Fantezi kurmak sapkınlık mıdır?
Bu sorunun cevabını bulmak için aslında temelde cinsellikte ‘normallik’ kavramını tartışmak gerekiyor. Cinsellik yaşanırken bireyin ya da iki (veya daha fazla) kişinin keyif aldığı, onay verdiği her şey ‘normal’ olarak kabul ediliyor. Cinsel haklar bildirgesine göre tek ölçüt; cinsel hak ve özgürlüklerin karşılıklı olarak kısıtlanmaması gereğidir.
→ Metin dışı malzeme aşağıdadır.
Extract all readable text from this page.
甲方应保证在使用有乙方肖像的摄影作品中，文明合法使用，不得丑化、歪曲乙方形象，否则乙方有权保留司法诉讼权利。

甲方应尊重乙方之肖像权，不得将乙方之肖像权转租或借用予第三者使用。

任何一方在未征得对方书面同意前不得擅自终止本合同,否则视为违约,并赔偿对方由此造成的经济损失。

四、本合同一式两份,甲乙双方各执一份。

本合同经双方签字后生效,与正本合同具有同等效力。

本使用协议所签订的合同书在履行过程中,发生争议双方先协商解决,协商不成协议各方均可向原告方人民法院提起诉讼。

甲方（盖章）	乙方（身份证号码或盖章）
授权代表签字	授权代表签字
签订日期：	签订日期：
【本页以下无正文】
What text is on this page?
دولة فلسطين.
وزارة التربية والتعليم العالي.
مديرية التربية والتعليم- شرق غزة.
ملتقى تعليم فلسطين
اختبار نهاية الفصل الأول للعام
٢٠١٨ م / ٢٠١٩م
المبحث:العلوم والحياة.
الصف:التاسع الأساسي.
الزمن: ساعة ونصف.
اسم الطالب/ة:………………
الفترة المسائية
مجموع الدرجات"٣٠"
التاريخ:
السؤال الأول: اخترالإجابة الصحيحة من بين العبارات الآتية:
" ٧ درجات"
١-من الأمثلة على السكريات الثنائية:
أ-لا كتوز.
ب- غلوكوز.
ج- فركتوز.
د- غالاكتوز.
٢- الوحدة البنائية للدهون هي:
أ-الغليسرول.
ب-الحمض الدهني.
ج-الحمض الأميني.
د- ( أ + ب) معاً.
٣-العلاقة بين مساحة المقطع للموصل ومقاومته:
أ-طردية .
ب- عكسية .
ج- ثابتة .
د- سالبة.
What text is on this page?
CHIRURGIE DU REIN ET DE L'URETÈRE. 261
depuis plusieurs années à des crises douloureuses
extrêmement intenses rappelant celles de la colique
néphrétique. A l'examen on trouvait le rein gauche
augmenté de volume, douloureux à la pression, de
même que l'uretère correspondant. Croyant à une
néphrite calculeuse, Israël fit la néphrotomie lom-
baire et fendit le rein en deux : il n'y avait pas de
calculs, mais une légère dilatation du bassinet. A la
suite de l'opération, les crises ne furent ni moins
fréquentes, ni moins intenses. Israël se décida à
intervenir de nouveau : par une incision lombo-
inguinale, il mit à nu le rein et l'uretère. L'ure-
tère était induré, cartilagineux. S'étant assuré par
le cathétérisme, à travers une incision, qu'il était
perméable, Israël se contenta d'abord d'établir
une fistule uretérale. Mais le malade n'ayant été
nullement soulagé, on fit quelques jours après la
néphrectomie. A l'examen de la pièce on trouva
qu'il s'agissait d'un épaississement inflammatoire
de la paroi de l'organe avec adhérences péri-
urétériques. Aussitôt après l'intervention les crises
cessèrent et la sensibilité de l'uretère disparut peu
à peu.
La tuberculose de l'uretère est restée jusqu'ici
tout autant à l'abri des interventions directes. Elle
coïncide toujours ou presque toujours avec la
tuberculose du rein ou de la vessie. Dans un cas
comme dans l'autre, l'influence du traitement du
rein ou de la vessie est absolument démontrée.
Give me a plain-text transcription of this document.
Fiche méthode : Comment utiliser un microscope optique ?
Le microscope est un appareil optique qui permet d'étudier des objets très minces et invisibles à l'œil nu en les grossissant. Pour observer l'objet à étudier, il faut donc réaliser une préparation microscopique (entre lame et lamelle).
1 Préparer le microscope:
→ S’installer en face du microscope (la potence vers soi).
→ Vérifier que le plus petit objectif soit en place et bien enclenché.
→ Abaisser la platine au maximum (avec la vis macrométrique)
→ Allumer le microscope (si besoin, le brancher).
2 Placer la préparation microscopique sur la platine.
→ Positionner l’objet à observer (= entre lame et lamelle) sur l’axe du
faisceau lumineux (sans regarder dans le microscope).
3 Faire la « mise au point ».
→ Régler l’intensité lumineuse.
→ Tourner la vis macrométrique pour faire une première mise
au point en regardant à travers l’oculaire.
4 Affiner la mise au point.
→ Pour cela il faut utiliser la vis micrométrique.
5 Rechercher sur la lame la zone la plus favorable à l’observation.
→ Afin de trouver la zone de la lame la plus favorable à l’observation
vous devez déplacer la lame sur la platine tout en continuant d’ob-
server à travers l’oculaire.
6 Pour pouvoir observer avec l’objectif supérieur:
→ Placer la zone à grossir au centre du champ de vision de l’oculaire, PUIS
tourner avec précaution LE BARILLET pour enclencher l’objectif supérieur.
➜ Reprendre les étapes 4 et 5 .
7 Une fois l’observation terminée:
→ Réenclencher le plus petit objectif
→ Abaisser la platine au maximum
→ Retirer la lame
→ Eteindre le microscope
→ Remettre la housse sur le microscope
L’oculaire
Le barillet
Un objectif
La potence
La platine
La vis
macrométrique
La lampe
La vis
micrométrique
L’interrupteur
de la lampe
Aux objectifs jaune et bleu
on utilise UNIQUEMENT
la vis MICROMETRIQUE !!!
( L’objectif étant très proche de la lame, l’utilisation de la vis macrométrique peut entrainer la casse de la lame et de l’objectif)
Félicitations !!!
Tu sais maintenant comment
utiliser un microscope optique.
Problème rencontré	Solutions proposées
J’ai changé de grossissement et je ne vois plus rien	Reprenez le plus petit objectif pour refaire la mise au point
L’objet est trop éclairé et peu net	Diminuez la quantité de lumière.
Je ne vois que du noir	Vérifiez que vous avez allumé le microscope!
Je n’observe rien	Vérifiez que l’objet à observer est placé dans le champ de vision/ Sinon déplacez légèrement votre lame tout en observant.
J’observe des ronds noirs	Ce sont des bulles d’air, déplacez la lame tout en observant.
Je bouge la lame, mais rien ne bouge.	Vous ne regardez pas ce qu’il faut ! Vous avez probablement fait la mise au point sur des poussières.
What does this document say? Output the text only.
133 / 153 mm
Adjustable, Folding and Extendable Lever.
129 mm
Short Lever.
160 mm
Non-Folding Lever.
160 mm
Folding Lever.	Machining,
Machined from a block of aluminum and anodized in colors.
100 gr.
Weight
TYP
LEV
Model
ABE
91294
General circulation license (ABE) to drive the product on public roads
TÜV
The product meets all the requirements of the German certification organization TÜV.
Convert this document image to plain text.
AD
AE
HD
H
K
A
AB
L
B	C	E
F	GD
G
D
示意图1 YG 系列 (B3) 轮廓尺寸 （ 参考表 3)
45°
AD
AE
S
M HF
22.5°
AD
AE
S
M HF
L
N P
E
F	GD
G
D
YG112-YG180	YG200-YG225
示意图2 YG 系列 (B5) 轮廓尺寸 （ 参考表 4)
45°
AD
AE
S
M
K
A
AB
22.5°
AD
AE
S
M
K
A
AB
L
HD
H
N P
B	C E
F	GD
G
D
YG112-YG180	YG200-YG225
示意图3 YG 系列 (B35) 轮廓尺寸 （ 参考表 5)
Öyleyse ‘gündüz düşü’ diye de adlandırılan her tür fantezinin doğal, olağan ve normal olduğunu, partnerle yaşanan cinsellikte yine her tür fantezi kurmanın olağan olduğunun altının çizilmesi gerekiyor. Fantezi içeriklerinin bir kısmının sıra dışı cinsel eylemler olması ise bu durumun kabul edilmesini zorlaştırabiliyor. Dolayısıyla fanteziler ‘ayıp, suç, sapkınlık’ kavramlarıyla birlikte anılıyor.